Explanation.—For the purposes of this clause, the expression “local authority” means
(i) Panchayat as referred to in clause (d) of article 243 of the Constitution; or
(ii) Municipality as referred to in clause (e) of article 243P of the Constitution; or
(iii) Municipal Committee and District Board, legally entitled to, or entrusted by the Government with, the control or management of a Municipal or local fund; or
(iv) Cantonment Board as defined in section 3 of the Cantonments Act, 1924 (2 of 1924)."
Therefore , the income of the Municipal Corporation can not be taken for computing TOTAL INCOME by virtue of Section 10(20) of the I T Act , as such the same is not chargeable to tax as per Section 4(1 ).Thereby , TDS provision is also not applicable.

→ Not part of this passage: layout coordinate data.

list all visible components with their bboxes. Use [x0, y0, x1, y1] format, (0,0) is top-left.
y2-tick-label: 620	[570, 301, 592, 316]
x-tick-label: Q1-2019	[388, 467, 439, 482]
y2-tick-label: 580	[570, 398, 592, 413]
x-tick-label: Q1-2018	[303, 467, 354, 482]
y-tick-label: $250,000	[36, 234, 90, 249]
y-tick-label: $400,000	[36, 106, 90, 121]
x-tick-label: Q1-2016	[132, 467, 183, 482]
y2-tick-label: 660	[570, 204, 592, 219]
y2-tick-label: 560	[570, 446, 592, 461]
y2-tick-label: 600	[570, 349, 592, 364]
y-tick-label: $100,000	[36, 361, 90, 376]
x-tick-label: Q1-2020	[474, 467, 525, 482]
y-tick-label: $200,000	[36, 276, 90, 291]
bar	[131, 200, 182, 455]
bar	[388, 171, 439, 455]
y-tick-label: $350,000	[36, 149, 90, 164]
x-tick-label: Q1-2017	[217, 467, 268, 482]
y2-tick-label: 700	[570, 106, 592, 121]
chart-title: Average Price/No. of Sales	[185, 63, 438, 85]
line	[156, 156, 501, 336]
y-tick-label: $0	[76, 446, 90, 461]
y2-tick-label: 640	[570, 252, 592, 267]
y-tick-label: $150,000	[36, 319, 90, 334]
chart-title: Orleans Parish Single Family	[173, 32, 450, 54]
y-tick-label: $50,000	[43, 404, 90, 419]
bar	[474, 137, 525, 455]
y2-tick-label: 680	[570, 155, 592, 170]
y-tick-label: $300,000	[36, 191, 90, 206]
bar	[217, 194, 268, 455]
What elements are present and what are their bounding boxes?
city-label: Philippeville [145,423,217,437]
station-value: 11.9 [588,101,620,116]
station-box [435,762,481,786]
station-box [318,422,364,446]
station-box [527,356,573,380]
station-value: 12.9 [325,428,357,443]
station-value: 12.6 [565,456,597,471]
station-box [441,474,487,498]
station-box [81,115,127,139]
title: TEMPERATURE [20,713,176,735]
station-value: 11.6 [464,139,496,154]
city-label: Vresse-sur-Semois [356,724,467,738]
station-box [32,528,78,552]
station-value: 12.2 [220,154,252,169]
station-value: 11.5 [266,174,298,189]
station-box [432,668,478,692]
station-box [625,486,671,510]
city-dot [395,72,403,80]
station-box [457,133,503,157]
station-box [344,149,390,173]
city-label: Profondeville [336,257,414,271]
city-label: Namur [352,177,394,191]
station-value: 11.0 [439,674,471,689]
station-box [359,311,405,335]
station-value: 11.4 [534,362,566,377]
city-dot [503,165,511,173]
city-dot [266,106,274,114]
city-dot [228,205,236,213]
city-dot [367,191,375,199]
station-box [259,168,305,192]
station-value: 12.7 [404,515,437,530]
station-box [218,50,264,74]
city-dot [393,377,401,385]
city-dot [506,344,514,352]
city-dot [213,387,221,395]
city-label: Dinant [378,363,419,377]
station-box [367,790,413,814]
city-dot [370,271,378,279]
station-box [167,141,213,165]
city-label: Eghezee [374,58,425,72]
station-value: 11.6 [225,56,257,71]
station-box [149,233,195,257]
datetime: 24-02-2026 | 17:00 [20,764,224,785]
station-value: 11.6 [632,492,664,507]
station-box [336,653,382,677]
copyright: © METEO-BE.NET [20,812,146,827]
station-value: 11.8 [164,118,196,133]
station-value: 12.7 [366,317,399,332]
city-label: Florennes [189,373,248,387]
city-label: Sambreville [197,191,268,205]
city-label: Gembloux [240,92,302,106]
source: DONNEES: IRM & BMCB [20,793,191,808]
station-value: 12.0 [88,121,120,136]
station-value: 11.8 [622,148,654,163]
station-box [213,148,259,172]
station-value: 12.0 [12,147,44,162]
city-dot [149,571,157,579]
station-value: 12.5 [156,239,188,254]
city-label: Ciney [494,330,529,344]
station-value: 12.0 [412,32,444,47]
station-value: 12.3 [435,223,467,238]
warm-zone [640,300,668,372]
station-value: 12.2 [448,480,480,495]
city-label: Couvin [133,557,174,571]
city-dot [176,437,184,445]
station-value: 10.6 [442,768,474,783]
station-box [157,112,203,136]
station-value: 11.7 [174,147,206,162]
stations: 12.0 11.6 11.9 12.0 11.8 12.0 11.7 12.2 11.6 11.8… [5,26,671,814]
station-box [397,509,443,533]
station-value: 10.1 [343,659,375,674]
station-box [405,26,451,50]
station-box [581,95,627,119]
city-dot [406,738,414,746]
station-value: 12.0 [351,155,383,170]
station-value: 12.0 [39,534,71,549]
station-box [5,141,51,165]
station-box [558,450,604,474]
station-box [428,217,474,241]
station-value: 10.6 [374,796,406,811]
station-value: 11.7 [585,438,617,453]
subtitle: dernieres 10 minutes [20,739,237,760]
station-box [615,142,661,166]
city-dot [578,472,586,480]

Now Comes FIRST question :
Is Panchayat Udyog exempt from Income Tax?
The income of Panchayat , by virtue of Section 10[20] is exempt from being included in total income, Therefore,like Municipal Corporation , it is also exempt from TDS also. However, the important question is in the instant case is to know the proper facts and origin of the entity known as Panchayat Udyog. That is, whether the Panchayat Udyog is covered under definition of Panchyat or it is a separate entity. If it is separate entity, then the TDS provision shall be applicable because the exemption under Section 10[20] of the I T Act is not applicable on its income.

The issue that State and its created Autonomous bodies are same or separate entity for the purpose of Income Tax Act can be understood by reading the very recent judgment of Supreme Court in Adityapur Industrial Area Development Authority v. UOI [2006] 283 ITR 97 (SC) wherein the issue whether Area Development Authority [ADA after this]is subject to TDS or not was decided against the ADA . In this case , the I T Authority issued notice to the bank for TDS on the fund /FD deposited by ADA . The notice was challenged before High Court with the argument that DDA being local authority is not subject to tax . However, neither High Court nor Supreme Court , after going through the relevant Act which created the ADA , agreed with the argument of the appellant and found that DDA does not come under the definition of Local Authority , thus not exempt from tax.

Thus answer to the first question is if Panchayat Udyog is same as Panchayat which only facts of the case can decide , TDS will not be appliacble. In that case, your client can get Refund.

However, I find that supply of furniture does not come under the TDS provision because it falls under the category of sales and not the contract. Thus TDS is wrong .

It is always possible to file return of Income and even if six years have passed and you forgot to claim refund which otherwise was allowable, you can apply before CIT/CCIT u/s 119[2][b] of the I T Act.